In human resource management, recruitment is often considered as a ‘stand-alone’ activity in the organization, and recruitment is implemented either by a line manager, human resource partners or an internal recruitment team (Brown, 2011). However, why is recruitment so important to a company? The first reason is that if the company is highly successful and needs to grow rapidly, recruitment will be a key driver of growth, and the capacity to obtain the required skills, in the right place, at the appropriate time, and at the right salaries will determine the organization’s capacity to keep up with, or drive, the growth curve. In contrast, if the company recruits the inappropriate employees, loses more people than it employs, and is not able to get them to deliver what is demanded, then high volumes of recruitment are liable to be a symptom of a wider problem. Hence, recruitment needs both to be a strong influence in the company and to capture regular board attention. The second reason is that people are the principal drivers of organizational success: a talented employee is able to assist the organization with executing and delivering on strategic objectives. Based on this viewpoint, recruitment is viewed as an important part of building, nurturing, and achieving organizational success (Brown, 2011; Yu & Cable, 2013).

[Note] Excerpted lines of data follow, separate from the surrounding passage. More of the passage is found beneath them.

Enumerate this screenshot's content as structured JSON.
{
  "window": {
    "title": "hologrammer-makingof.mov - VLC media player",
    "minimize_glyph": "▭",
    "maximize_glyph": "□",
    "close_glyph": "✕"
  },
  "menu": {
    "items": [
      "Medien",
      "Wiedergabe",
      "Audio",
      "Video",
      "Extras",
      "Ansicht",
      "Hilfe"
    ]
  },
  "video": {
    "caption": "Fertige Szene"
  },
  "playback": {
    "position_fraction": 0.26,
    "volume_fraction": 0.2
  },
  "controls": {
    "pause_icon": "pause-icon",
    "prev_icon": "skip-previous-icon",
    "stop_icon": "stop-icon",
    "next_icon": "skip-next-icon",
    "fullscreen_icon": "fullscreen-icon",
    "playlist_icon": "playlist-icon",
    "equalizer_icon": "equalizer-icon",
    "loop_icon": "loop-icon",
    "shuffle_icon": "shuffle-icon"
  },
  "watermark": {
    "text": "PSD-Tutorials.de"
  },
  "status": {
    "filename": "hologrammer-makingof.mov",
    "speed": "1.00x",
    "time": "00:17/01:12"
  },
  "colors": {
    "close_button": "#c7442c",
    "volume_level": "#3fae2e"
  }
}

Brown (2011) shows the employment cycle, which contains four activities: recruitment, assessment, engagement, and retention. Good recruitment relies on good assessment. Selecting the appropriate people is likely to lead to strong engagement, in turn resulting in retention, following back through to recruitment. Nevertheless, the recruitment team or recruitment specialist may be able to hire a great workforce, but if this workforce is not brought on board and giving a through induction, engaged with, developed and retained, then the investment in the great recruitment team will have been a waste of resources, time, and costs (Brown, 2011). At this time, a loss exists between the company and its workers. Therefore, if this situation occurs, the best solution is to stop the labor–employer relationship. Then, the recruitment team or recruitment specialist should recruit new workers.

How can the right and appropriate individuals be attracted to pay attention to a certain job from among many job opportunities? Generally, there are several recruitment approaches recruiters can apply, including recruitment messages, job bank advertisements, television advertisements, talent matchmaking, publishing the post, headhunting, and poaching.